Comiserações sobre desiguais realidades financeiras à parte, o sucesso do Newcastle árabe, pacientemente manejado pela audácia refrescante dum ainda promissor Eddie Howe, exímio conhecedor do jogo sem a habitual ingenuidade dos treinadores jovens, ainda românticos antes de pragmáticos, chega injustamente tarde para um povo apaixonadíssimo pelo clube.

Pouca gente futebolística conhece melhor a angústia da espera e do fracasso. O último festejo a sério datava de 1969, quando a equipa teve de correr a Europa para conquistar a Taça das Cidades com Feira (eliminando pelo caminho o Vitória setubalense do mestre Fernando Vaz, que já tinha passado por cima do Lyon com cinco golos e pela Fiorentina com três); e, imagine-se, internamente a memória era ainda mais aguada – recuávamos a 54/55, quando se levantou a Taça diante do Manchester City. Nem a tradição oral já era fácil manter.

Nos anos 90, já testemunhada por muitos, foi o quase.
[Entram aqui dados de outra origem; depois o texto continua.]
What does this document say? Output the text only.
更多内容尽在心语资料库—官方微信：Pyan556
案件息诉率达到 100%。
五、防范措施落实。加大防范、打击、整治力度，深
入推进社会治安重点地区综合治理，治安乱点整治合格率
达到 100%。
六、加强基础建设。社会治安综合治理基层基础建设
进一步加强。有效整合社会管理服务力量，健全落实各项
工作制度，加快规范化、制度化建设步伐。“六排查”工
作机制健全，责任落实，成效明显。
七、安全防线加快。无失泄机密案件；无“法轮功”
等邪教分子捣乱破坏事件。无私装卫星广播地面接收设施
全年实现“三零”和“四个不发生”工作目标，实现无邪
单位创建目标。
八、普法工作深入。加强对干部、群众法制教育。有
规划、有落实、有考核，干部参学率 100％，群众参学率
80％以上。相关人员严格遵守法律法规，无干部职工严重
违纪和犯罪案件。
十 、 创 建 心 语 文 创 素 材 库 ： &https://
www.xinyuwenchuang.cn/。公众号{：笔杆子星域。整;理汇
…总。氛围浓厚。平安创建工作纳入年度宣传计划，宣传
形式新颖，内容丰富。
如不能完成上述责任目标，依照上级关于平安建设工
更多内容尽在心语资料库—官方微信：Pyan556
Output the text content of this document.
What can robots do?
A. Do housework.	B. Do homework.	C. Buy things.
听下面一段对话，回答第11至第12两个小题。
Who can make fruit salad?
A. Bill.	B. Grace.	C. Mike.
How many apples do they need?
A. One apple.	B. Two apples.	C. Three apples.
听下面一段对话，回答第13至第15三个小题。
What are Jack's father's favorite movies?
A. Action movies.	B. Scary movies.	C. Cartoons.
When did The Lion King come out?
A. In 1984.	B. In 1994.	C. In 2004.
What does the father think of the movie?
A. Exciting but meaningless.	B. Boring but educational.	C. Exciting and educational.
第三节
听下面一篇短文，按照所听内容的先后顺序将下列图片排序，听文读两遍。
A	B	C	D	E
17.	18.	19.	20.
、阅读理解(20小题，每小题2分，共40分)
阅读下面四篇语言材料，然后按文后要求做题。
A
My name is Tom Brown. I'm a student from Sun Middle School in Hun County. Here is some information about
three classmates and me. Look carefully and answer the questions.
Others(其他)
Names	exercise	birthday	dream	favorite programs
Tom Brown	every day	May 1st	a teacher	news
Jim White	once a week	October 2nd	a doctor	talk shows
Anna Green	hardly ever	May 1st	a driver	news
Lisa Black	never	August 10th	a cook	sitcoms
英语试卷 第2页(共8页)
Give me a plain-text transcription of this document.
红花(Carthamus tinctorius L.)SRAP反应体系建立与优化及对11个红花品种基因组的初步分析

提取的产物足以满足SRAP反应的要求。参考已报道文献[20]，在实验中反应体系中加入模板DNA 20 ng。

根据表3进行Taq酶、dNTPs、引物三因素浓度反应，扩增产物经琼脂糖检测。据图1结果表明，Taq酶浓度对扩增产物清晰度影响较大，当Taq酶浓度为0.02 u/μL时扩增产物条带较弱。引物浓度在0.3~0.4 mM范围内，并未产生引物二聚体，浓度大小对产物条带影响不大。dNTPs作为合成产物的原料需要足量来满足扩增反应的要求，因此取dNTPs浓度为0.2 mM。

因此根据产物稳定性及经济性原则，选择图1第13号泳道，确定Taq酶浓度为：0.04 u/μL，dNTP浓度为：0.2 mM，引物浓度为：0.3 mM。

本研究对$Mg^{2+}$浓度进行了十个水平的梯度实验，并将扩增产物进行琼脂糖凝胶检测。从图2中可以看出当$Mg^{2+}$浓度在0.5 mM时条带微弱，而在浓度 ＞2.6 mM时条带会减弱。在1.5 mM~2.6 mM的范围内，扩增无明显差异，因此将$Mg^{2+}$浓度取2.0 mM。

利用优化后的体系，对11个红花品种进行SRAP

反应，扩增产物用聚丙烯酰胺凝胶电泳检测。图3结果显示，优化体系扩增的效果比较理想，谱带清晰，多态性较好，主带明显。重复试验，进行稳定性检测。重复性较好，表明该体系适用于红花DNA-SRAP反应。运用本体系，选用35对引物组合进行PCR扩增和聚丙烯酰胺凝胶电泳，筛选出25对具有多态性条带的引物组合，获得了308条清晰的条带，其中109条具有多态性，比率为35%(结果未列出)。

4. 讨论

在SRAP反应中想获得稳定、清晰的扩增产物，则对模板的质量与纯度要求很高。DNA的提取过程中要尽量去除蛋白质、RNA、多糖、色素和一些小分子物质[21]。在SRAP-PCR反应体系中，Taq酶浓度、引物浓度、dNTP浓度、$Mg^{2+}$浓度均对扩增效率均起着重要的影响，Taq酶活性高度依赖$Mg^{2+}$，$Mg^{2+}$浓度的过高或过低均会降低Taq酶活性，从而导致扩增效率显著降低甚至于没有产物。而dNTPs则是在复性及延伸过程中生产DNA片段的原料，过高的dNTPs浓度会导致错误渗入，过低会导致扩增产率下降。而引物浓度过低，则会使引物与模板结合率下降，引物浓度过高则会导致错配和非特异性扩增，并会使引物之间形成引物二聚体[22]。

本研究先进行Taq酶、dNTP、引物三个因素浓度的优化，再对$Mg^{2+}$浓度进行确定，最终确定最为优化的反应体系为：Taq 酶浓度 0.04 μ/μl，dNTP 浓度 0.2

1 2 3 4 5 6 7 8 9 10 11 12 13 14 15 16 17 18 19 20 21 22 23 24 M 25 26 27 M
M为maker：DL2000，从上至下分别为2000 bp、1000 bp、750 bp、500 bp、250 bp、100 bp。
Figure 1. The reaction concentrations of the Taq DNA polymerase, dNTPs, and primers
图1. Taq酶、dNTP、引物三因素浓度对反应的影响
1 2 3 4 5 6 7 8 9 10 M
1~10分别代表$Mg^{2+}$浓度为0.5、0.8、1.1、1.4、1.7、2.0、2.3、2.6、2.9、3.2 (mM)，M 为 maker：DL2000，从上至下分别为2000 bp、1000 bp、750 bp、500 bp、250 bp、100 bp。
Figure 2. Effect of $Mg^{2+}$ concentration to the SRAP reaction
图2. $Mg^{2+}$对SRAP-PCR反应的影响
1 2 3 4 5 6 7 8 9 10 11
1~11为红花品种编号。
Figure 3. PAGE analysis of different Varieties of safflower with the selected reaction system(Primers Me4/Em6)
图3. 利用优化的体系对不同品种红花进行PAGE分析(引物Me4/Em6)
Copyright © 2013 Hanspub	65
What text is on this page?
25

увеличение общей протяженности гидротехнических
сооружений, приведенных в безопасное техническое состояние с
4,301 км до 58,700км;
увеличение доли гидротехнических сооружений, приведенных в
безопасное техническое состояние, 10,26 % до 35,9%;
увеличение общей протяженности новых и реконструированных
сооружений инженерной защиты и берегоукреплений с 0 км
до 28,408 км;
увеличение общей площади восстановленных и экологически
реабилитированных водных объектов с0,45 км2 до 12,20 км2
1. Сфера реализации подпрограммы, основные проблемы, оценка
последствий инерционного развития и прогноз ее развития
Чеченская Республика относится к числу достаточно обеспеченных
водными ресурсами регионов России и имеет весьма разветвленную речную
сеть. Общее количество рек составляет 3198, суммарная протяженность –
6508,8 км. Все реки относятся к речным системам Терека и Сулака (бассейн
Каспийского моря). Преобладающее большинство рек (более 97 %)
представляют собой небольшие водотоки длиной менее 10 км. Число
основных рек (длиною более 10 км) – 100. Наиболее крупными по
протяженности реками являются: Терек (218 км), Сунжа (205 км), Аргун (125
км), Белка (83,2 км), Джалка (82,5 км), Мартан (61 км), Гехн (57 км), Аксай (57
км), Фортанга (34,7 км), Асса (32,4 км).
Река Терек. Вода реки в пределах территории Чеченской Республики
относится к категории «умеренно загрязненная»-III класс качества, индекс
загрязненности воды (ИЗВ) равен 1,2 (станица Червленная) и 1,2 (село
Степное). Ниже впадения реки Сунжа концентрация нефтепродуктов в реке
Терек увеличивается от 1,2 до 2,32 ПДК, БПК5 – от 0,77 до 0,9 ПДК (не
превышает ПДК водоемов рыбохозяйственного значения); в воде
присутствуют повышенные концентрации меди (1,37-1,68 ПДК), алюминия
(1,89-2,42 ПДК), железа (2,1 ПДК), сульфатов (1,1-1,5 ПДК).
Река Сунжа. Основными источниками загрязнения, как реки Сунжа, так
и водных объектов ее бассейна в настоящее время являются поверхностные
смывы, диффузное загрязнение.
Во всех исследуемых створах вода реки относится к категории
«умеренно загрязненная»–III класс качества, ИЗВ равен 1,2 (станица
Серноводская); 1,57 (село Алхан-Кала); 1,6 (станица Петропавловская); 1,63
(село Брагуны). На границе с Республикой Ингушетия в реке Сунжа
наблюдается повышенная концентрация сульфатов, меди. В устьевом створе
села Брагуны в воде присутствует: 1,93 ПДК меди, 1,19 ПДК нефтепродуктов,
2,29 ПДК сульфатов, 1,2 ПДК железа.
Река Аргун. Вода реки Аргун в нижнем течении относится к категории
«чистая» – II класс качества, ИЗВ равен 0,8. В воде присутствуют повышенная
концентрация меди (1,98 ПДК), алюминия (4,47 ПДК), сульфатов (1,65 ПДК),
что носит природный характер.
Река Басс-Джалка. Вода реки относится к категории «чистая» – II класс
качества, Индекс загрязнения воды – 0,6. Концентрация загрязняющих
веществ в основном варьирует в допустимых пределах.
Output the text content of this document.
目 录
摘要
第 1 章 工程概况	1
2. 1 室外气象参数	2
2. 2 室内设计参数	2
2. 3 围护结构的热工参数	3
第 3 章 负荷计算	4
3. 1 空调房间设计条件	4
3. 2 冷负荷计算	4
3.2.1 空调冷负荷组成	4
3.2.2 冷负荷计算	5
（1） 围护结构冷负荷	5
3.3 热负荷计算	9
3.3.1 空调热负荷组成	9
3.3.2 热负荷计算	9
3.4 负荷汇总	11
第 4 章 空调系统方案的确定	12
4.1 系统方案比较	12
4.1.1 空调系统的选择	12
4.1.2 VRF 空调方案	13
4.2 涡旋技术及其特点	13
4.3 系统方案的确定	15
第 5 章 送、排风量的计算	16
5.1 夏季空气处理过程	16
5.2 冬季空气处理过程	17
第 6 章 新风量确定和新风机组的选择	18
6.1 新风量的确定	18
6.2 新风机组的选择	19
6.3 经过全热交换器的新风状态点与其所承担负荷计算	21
A fase foi bonita, mas mais frustrante que outra coisa: quando Kevin Keegan perdeu a Premier League 1995/96, depois de estar 12 pontos à frente em Janeiro, o mundo desabou. Porque aquele Newcastle fora sustentado por um pressuposto muito simples: ser fiel à ardente paixão das bancadas emulando-a numa vertigem tática sem precedentes, aproveitando os talentos de Ginola, Ferdinand, Beardsley ou Asprilla. A Sky Sports chamou-lhes os “Entertainers”. O Newcastle não tinha possibilidades tão reais de título desde… 1927. E esse entusiasmo resultava em incontrolável futebol de ataque. A Keegan, genial enquanto jogador e tão genial gestor homens, interessava sobretudo continuar a atacar, sem pensar nos riscos – certo dia, numa palestra, recorreu à analogia da bola de neve, que continua a crescer e a crescer incontrolavelmente. A equipa perdera uma vez nas primeiras 16 jornadas, era manter o ritmo e aproveitar o embalo.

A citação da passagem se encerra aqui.